Johnson’s obsessive thoughts involved feeling the need to pray a certain number of times and in a certain way or her family and friends would die.

“Sometimes I would just spend hours and hours just praying. But it had to be, like, a certain way or I’d have to start all the way over,” said Johnson.

After a year of agony, Johnson searched her symptoms online, saw a therapist and was diagnosed with OCD.

She’s now managing her OCD through a combination of medications and therapy.

Now, there could be new help for Johnson and others with OCD.

iResearch Atlanta in Decatur is part of a clinical trial testing a new medication by Biohaven Pharmaceuticals.


MORE 2 INVESTIGATES STORIES:


Unlike current drugs on the market that are used broadly for depression, anxiety and OCD, the new medication being tested specifically targets OCD.

“It actually helps reduce the amount of glutamate that’s in the brain that may be causing a lot of the anxiety and the rituals and compulsions and obsessions that one is experiencing,” said iResearch Atlanta’s Dr. David Purselle.

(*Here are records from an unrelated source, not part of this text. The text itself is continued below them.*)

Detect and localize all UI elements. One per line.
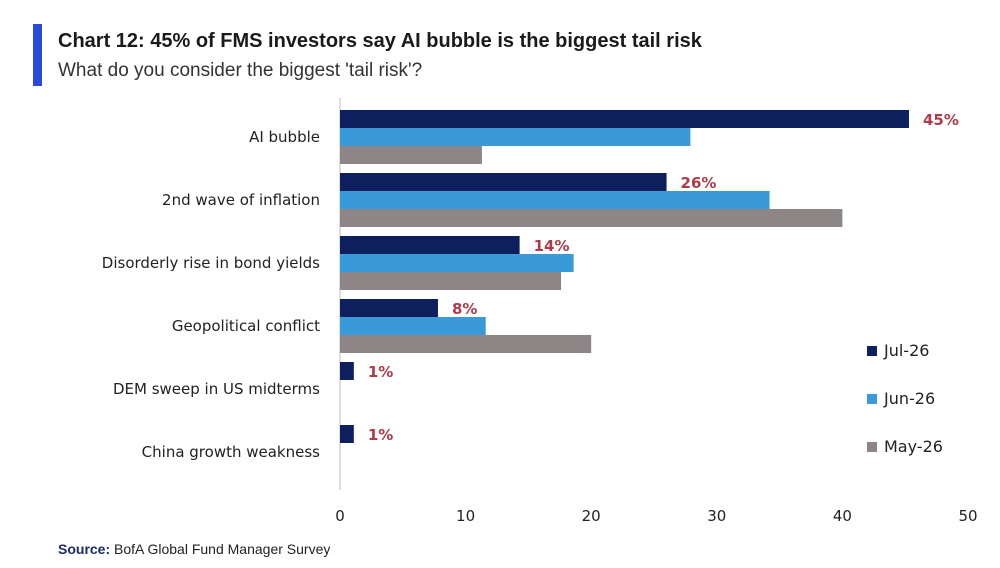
data-label: 1% — [368, 426, 393, 444]
bar-jun-26 — [340, 254, 574, 272]
legend-label: Jul-26 — [883, 341, 929, 360]
bar-may-26 — [340, 209, 843, 227]
bar-may-26 — [340, 335, 592, 353]
x-tick-label: 20 — [582, 507, 601, 525]
data-label: 8% — [452, 300, 477, 318]
x-tick-label: 10 — [456, 507, 475, 525]
legend-label: May-26 — [884, 437, 943, 456]
bar-may-26 — [340, 272, 562, 290]
legend-swatch-may-26 — [867, 442, 877, 452]
bar-jul-26 — [340, 173, 667, 191]
legend-swatch-jul-26 — [867, 346, 877, 356]
data-label: 14% — [534, 237, 570, 255]
x-tick-label: 50 — [958, 507, 977, 525]
chart-subtitle: What do you consider the biggest 'tail r… — [58, 60, 423, 81]
data-label: 1% — [368, 363, 393, 381]
legend-label: Jun-26 — [883, 389, 935, 408]
x-tick-label: 0 — [335, 507, 345, 525]
bar-jul-26 — [340, 299, 438, 317]
source-note: Source: BofA Global Fund Manager Survey — [58, 541, 330, 557]
x-tick-label: 40 — [833, 507, 852, 525]
category-label: AI bubble — [249, 128, 320, 146]
category-label: 2nd wave of inflation — [162, 191, 320, 209]
category-label: China growth weakness — [142, 443, 321, 461]
category-label: Disorderly rise in bond yields — [102, 254, 320, 272]
source-text: BofA Global Fund Manager Survey — [114, 541, 331, 557]
bar-jul-26 — [340, 425, 354, 443]
title-accent-bar — [33, 24, 42, 86]
category-label: Geopolitical conflict — [172, 317, 320, 335]
bar-may-26 — [340, 146, 482, 164]
source-label: Source: — [58, 541, 111, 557]
legend-swatch-jun-26 — [867, 394, 877, 404]
bar-jun-26 — [340, 191, 770, 209]
bar-jul-26 — [340, 362, 354, 380]
x-tick-label: 30 — [707, 507, 726, 525]
bar-jul-26 — [340, 110, 909, 128]
data-label: 26% — [681, 174, 717, 192]
bar-jun-26 — [340, 128, 691, 146]
bar-jul-26 — [340, 236, 520, 254]
chart-title: Chart 12: 45% of FMS investors say AI bu… — [58, 30, 702, 52]
category-label: DEM sweep in US midterms — [113, 380, 320, 398]
data-label: 45% — [923, 111, 959, 129]
bar-jun-26 — [340, 317, 486, 335]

Purselle told Channel 2 Action News 20 to 30 percent of the OCD patients who use the current medications on the market get very little benefit from them.

The hope is the new medication will reduce obsessive thoughts, compulsions and anxiety.

That could be life-changing for people with OCD in terms of overall happiness and productivity.

“It makes it very difficult to hold down jobs, to form good relationships, to have a good, active social life,” Purselle said.

The clinical trial will last two to three years.